Malgré cela, et au cours des années qui ont suivi, le Canada et le reste du monde sont revenus à leur rôle de simples spectateurs. Pendant ce temps, les attaques contre les hôpitaux et le personnel humanitaire se poursuivaient en toute impunité.  

Dans de nombreux pays, les équipes de Médecins Sans Frontières (MSF) ont fait l’objet d’attaques répétées de la part de forces armées. En février dernier encore, les forces gouvernementales à Lankien, au Soudan du Sud, ont bombardé nos hôpitaux. Au Darfour, au Soudan, des raids armés ont anéanti des infrastructures médicales essentielles. À Gaza, les membres du personnel de MSF ont été témoins de la manière systématique dont les forces israéliennes ont attaqué et détruit des établissements de santé et tué du personnel de la santé, y compris des collègues de MSF. Malgré ces atrocités, personne n’a jamais été traduit en justice. 

Les données de l’Organisation mondiale de la Santé révèlent le triste constat de cet échec. En 2025, 1 348 attaques contre des établissements médicaux ont été dénombrées. Celles-ci ont causé la mort de 1 981 personnes. C’est plus du double par rapport à l’année précédente. En 2024, 944 personnes ont perdu la vie à l’intérieur du système de santé, que ce soit à titre de membre du personnel de la santé, de patients ou de patientes. Les attaques contre les services de santé sont de plus en plus souvent qualifiées d’« erreurs » ou de « dommages collatéraux », alors que ce sont des crimes de guerre. Ces violences doivent être nommées pour ce qu’elles sont réellement.  

Au cours des dix dernières années, le Canada a certes réagi pour dénoncer diverses attaques contre les services de santé. Il a approuvé des déclarations politiques et a pris part à des initiatives internationales pour contrer ces violations. Mais les atrocités qui se poursuivent au Soudan du Sud, à Gaza et ailleurs témoignent clairement d’une réalité : les mesures prises par le Canada sont insuffisantes. 
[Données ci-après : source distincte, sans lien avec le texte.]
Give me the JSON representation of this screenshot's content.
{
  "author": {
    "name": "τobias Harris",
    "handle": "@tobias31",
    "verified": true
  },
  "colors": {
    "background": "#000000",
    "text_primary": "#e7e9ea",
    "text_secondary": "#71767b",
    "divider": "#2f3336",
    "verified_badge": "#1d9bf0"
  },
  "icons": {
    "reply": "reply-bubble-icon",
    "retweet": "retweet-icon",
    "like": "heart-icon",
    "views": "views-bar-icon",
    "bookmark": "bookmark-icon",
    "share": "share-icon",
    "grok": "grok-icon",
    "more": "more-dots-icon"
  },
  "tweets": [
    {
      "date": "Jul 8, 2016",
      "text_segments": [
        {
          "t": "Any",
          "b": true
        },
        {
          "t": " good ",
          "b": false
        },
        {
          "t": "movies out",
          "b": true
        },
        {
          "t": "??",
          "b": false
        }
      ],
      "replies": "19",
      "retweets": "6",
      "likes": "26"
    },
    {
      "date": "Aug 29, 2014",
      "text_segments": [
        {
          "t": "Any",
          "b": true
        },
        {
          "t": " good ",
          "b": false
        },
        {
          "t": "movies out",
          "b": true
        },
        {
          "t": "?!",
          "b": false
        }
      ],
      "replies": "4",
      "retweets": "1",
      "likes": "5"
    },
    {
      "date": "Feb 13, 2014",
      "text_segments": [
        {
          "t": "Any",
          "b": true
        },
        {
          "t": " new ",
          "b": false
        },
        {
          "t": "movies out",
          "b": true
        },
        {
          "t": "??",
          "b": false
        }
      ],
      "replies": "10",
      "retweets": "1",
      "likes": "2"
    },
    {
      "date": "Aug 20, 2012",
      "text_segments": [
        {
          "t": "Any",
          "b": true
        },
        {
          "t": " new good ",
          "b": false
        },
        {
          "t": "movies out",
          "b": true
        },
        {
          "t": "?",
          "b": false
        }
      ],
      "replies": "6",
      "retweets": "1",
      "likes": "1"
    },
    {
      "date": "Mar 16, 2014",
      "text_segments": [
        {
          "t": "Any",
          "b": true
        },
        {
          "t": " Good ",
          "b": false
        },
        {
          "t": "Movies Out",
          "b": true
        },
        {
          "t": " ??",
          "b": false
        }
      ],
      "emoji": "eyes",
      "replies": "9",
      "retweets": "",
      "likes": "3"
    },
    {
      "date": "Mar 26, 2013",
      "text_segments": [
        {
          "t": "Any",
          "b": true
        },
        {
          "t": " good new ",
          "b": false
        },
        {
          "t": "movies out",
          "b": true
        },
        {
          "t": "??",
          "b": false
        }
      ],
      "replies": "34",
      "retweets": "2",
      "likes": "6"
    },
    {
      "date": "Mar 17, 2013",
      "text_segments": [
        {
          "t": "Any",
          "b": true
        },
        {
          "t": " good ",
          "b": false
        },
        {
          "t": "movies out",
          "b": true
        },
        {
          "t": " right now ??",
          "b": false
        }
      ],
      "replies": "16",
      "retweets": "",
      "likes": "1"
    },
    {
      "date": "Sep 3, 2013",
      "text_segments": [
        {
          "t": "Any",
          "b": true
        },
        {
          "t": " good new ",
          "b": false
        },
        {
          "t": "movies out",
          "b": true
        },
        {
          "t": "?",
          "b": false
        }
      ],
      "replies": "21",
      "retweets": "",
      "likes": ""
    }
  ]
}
Le 10e anniversaire de la résolution 2286 des Nations Unies devrait être un signal d’alarme pour le Canada. Dix ans plus tard, cette résolution n’est toujours pas appliquée uniformément, même par notre propre pays. Le gouvernement canadien devrait s’engager à élaborer un plan d’action national clair, avec des échéances clairement définies. Il devrait aussi renforcer son soutien aux signalements et aux enquêtes sur les attaques contre les services de santé lorsqu’elles se produisent. Il devrait en outre redoubler d’efforts pour favoriser le respect de la responsabilité. Nous ne pouvons pas nous permettre de laisser s’estomper les engagements pris auparavant par le Canada sur cette question, au moment où leur importance est aussi cruciale. 

En tant que travailleuse humanitaire, je suis épuisée par le déchirement que provoque chaque nouveau message provenant de collègues désespérés qui ne peuvent pas s’enfuir, alors que leur hôpital est bombardé. Je suis également épuisée par chaque nouvelle photo d’une clinique réduite en ruines, chaque éloge funèbre évoquant la mort prématurée d’un ou d’une collègue. Aucune parole de condoléances, aucune formule de circonstance ne sauraient effacer les souffrances passées. Nous pouvons toutefois en tirer des leçons à l’échelle internationale pour éviter que ces drames se produisent à nouveau demain, et dans le futur.